ABSTRACT
Purpose
This study sought to 1) identify linguistic features important for Chinese text complexity with a theory-based and systematic approach, and 2) address how feature sets and algorithms affect the performance of Chinese text complexity models.
Method
Texts from Chinese language arts textbooks from Grades 1 to 6 (N = 1,478) in Mainland China were analyzed. The predictor variables were 265 linguistic features of texts: 154 lexical features and 111 sentence and discourse features. The outcome variable was the complexity level of texts; a one-semester-scale was applied, thus 12 levels in total (two semesters per grade).
Results
Features of the categories of character and word frequency, character and word semantic features, lexical diversity, part-of-speech syntactic categories, and referential cohesion were found the most important. With the important features identified, we found that text complexity models with features at all levels outperformed those with features at only one level. Models using the two machine learning algorithms (Random Forest Regression and Support Vector Regression) outperformed those using Linear Regression.
Conclusion
This work clarifies important linguistic features for Chinese text complexity, and points to the necessity of considering features across levels and using machine learning algorithms in future text complexity research.
Acknowledgments
We thank Hailey Gibbs at the University of Maryland, College Park, for her kind help with proofreading.
Disclosure statement
No potential conflict of interest was reported by the author(s).
Notes
1. There are two scripts in the modern Chinese language, the Traditional Chinese script used in Hong Kong, Taiwan, and Macau, and the Simplified Chinese script mainly used in Mainland China. Although visually distinct, the two scripts carry the characteristics of the Chinese writing system in the same manner. Thus, we found it feasible to consider findings from both scripts in the context of text complexity research.

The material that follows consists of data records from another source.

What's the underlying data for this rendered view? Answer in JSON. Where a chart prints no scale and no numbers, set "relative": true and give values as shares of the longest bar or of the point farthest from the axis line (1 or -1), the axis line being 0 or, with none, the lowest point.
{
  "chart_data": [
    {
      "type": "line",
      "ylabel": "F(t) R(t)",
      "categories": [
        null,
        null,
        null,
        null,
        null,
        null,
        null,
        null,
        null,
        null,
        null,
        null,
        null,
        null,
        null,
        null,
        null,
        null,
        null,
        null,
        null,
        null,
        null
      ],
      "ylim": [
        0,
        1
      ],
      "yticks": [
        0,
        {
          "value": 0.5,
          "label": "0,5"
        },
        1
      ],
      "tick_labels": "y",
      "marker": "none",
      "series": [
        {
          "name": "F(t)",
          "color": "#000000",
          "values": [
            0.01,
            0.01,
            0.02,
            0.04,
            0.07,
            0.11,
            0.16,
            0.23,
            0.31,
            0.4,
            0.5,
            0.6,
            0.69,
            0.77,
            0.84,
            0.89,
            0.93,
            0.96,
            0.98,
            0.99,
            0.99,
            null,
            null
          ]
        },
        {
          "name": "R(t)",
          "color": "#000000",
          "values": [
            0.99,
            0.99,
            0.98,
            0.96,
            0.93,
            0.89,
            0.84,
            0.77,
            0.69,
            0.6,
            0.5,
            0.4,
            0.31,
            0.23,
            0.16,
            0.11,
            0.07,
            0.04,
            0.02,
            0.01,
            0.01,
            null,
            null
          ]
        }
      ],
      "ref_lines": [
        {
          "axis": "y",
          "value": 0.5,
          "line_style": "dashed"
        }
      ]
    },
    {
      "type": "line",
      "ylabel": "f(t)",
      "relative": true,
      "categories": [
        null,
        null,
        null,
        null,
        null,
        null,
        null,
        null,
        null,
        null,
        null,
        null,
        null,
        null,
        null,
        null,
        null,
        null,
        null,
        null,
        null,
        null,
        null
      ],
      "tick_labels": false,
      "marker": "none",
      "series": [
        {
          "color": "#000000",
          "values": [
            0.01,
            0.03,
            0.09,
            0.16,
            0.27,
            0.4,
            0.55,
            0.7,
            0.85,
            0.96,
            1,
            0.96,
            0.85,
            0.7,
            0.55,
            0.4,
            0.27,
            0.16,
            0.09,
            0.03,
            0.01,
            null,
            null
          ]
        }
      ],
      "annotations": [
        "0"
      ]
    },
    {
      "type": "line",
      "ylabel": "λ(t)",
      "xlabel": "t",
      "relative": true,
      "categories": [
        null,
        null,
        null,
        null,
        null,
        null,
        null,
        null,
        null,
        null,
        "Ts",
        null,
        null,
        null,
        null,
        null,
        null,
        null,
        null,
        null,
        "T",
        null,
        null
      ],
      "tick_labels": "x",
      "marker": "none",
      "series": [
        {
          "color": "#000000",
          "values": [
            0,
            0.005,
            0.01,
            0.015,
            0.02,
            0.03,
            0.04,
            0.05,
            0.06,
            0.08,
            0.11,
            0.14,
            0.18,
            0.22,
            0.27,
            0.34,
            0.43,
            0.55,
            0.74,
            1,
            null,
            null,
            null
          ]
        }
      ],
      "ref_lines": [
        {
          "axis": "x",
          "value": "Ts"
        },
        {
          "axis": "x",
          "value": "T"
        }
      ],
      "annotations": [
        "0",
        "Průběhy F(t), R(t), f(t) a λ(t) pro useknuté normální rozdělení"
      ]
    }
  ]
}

2. The regression models were used in our study under the consideration that the complexity levels of texts increase continuously throughout elementary school, without a clear boundary between two adjacent semester levels as claimed in Phani et al. (Citation2019).
3. We acknowledge that using absolute accuracy to evaluate regression models may not be appropriate (François & Miltsakaki, Citation2012), and we decided to include absolute accuracy here only to compare our results with previous Chinese text complexity studies, some of which merely reported absolute accuracy of their models (Sung et al., Citation2016; Tseng et al., Citation2019; Wu et al., Citation2020). We used a rounding method to convert continuous estimated values to categorical levels, e.g., an estimated value between 3.5 and 4.4 was considered a complexity level of 4 following previous practice (François & Miltsakaki, Citation2012).
4. We employed a 5-fold cross-validation, and thus there were five data points for each evaluation indices (e.g., R2) under each of the nine conditions (in the combination of three feature sets and three algorithms).
5. Both of our models would have achieved an absolute accuracy of .76 if we had used a two-grade-level scale like the existing models (.59–.64, Wu et al., Citation2020). Our models would have achieved the absolute accuracy of .49 (RFR) and .51 (SVR) if we have used a one-grade-level scale as existing models (.44–.72, Sung et al., Citation2016; .49–.76, Tseng et al., Citation2019).